Defensively, there isn't a more versatile player on the team than Rush. When Self needed somebody to shut down Oklahoma guard Terrell Everett last season in Allen Fieldhouse, he turned to Rush, and the freshman took the senior right out of the game, completely shut him down. Rush also had a hand in slowing down Florida power forward Joakim Noah. Rush started and finished the game on Corey Brewer, but for a long stretch of the second-half, Self had him check Noah. Accustomed to using his quickness advantage against opposing power forwards, Noah couldn't figure out what to do with Rush.

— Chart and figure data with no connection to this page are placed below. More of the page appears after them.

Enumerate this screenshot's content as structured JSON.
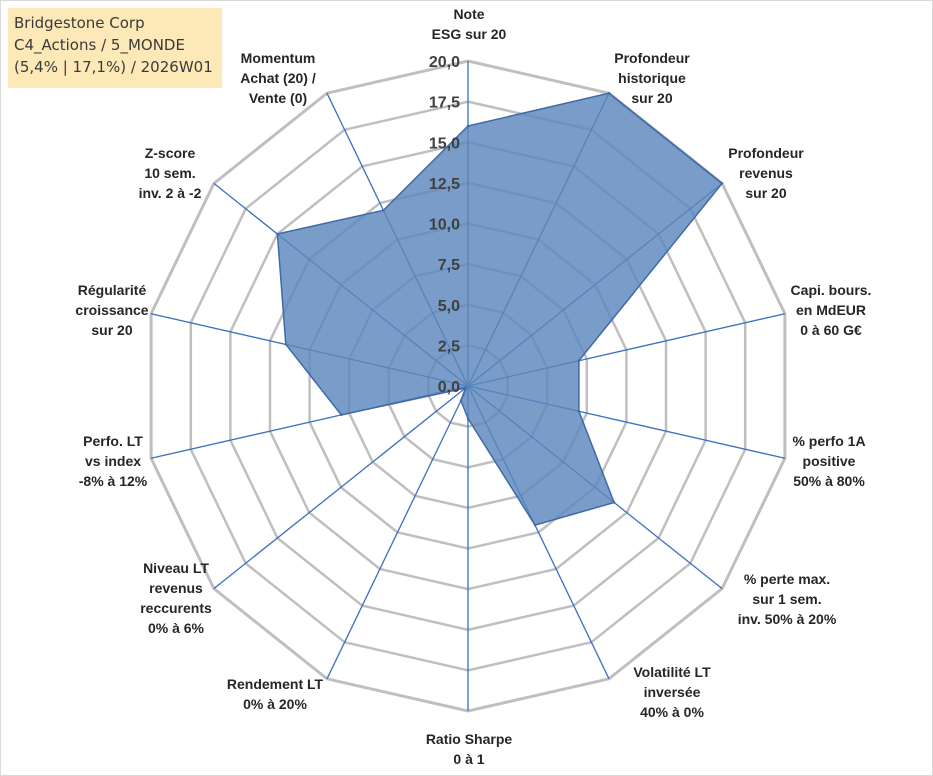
{
  "info_box": {
    "line1": "Bridgestone Corp",
    "line2": "C4_Actions / 5_MONDE",
    "line3": "(5,4% | 17,1%) / 2026W01"
  },
  "colors": {
    "fill": "#5b87bc",
    "outline": "#3f6aa8",
    "spokes": "#3a6fc0",
    "grid": "#bfbfbf",
    "info_bg": "#fde9b8"
  },
  "chart_data": {
    "type": "radar",
    "rmax": 20,
    "tick_labels": [
      "0,0",
      "2,5",
      "5,0",
      "7,5",
      "10,0",
      "12,5",
      "15,0",
      "17,5",
      "20,0"
    ],
    "grid_levels": [
      2.5,
      5,
      7.5,
      10,
      12.5,
      15,
      17.5,
      20
    ],
    "axes": [
      {
        "label": [
          "Note",
          "ESG sur 20"
        ],
        "value": 16
      },
      {
        "label": [
          "Profondeur",
          "historique",
          "sur 20"
        ],
        "value": 20
      },
      {
        "label": [
          "Profondeur",
          "revenus",
          "sur 20"
        ],
        "value": 20
      },
      {
        "label": [
          "Capi. bours.",
          "en MdEUR",
          "0 à 60 G€"
        ],
        "value": 7
      },
      {
        "label": [
          "% perfo 1A",
          "positive",
          "50% à 80%"
        ],
        "value": 7
      },
      {
        "label": [
          "% perte max.",
          "sur 1 sem.",
          "inv. 50% à 20%"
        ],
        "value": 11.5
      },
      {
        "label": [
          "Volatilité LT",
          "inversée",
          "40% à 0%"
        ],
        "value": 9.5
      },
      {
        "label": [
          "Ratio Sharpe",
          "0 à 1"
        ],
        "value": 2
      },
      {
        "label": [
          "Rendement LT",
          "0% à 20%"
        ],
        "value": 1
      },
      {
        "label": [
          "Niveau LT",
          "revenus",
          "reccurents",
          "0% à 6%"
        ],
        "value": 0.2
      },
      {
        "label": [
          "Perfo. LT",
          "vs index",
          "-8% à 12%"
        ],
        "value": 8
      },
      {
        "label": [
          "Régularité",
          "croissance",
          "sur 20"
        ],
        "value": 11.5
      },
      {
        "label": [
          "Z-score",
          "10 sem.",
          "inv. 2 à -2"
        ],
        "value": 15
      },
      {
        "label": [
          "Momentum",
          "Achat (20) /",
          "Vente (0)"
        ],
        "value": 12
      }
    ]
  }
}
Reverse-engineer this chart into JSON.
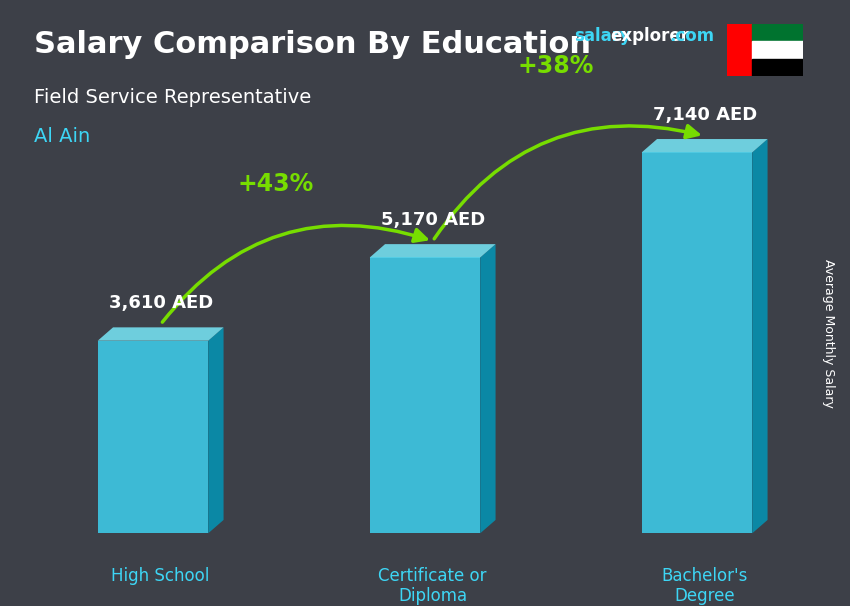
{
  "title": "Salary Comparison By Education",
  "subtitle": "Field Service Representative",
  "city": "Al Ain",
  "ylabel": "Average Monthly Salary",
  "categories": [
    "High School",
    "Certificate or\nDiploma",
    "Bachelor's\nDegree"
  ],
  "values": [
    3610,
    5170,
    7140
  ],
  "value_labels": [
    "3,610 AED",
    "5,170 AED",
    "7,140 AED"
  ],
  "bar_color_face": "#3dd6f5",
  "bar_color_dark": "#0099bb",
  "bar_color_top": "#7aeeff",
  "pct_labels": [
    "+43%",
    "+38%"
  ],
  "pct_color": "#77dd00",
  "title_color": "#ffffff",
  "subtitle_color": "#ffffff",
  "city_color": "#3dd6f5",
  "watermark_color_salary": "#3dd6f5",
  "watermark_color_explorer": "#ffffff",
  "watermark_color_com": "#3dd6f5",
  "label_color": "#ffffff",
  "xlabel_color": "#3dd6f5",
  "ylabel_color": "#ffffff",
  "bg_color": "#3d4048",
  "figsize": [
    8.5,
    6.06
  ],
  "dpi": 100
}
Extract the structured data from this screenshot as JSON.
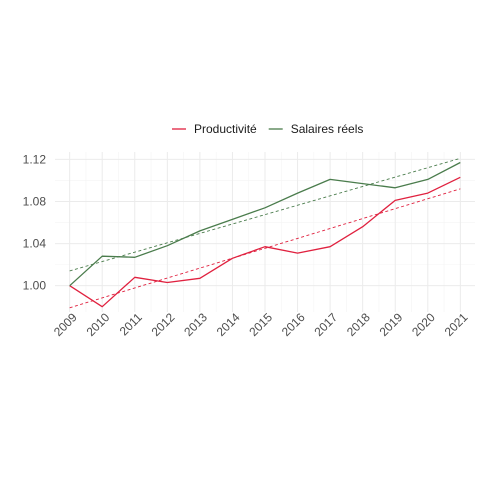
{
  "chart_data": {
    "type": "line",
    "title": "",
    "xlabel": "",
    "ylabel": "",
    "x_tick_labels": [
      "2009",
      "2010",
      "2011",
      "2012",
      "2013",
      "2014",
      "2015",
      "2016",
      "2017",
      "2018",
      "2019",
      "2020",
      "2021"
    ],
    "y_tick_labels": [
      "1.00",
      "1.04",
      "1.08",
      "1.12"
    ],
    "y_ticks": [
      1.0,
      1.04,
      1.08,
      1.12
    ],
    "xlim": [
      2008.55,
      2021.45
    ],
    "ylim": [
      0.975,
      1.127
    ],
    "grid": true,
    "legend": "top",
    "series": [
      {
        "name": "Productivité",
        "color": "#e0213f",
        "x": [
          2009,
          2010,
          2011,
          2012,
          2013,
          2014,
          2015,
          2016,
          2017,
          2018,
          2019,
          2020,
          2021
        ],
        "y": [
          1.0,
          0.98,
          1.008,
          1.003,
          1.007,
          1.026,
          1.037,
          1.031,
          1.037,
          1.056,
          1.081,
          1.088,
          1.103
        ],
        "trend": [
          0.979,
          1.092
        ]
      },
      {
        "name": "Salaires réels",
        "color": "#4a7c4c",
        "x": [
          2009,
          2010,
          2011,
          2012,
          2013,
          2014,
          2015,
          2016,
          2017,
          2018,
          2019,
          2020,
          2021
        ],
        "y": [
          1.0,
          1.028,
          1.027,
          1.038,
          1.052,
          1.063,
          1.074,
          1.088,
          1.101,
          1.097,
          1.093,
          1.101,
          1.117
        ],
        "trend": [
          1.014,
          1.121
        ]
      }
    ]
  }
}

Averaging 13.6 points, second to Darrell Arthur's 15.9, and 6.0 rebounds, Rush hasn't performed like a first-team All-American, but that's no slam at him. After all, he never said he was one. It's not as if he selected himself to the preseason team. He didn't have a vote. Last season, Rush averaged an almost identical 13.5 points and 5.9 rebounds.
"We have talked about it a lot," Self said on his weekly radio show of Rush's scoring. "A lot is his mindset is such he doesn't want to step on toes. He has a different mindset you'd anticipate him having. He just wants to fit in. That's no good. The biggest thing is we need guys looking for him, too. ... knowing where he shoots from. ... Against Florida, he was more aggressive. He got in the paint several times. ... He will not get 25 a night. He'll average 17 to 18 over time. We need him to get more aggressive. We want him to shoot whenever he's open. He's one of those guys, when he misses a couple he defers. That won't get it done."
If his scoring could just catch up to his defending.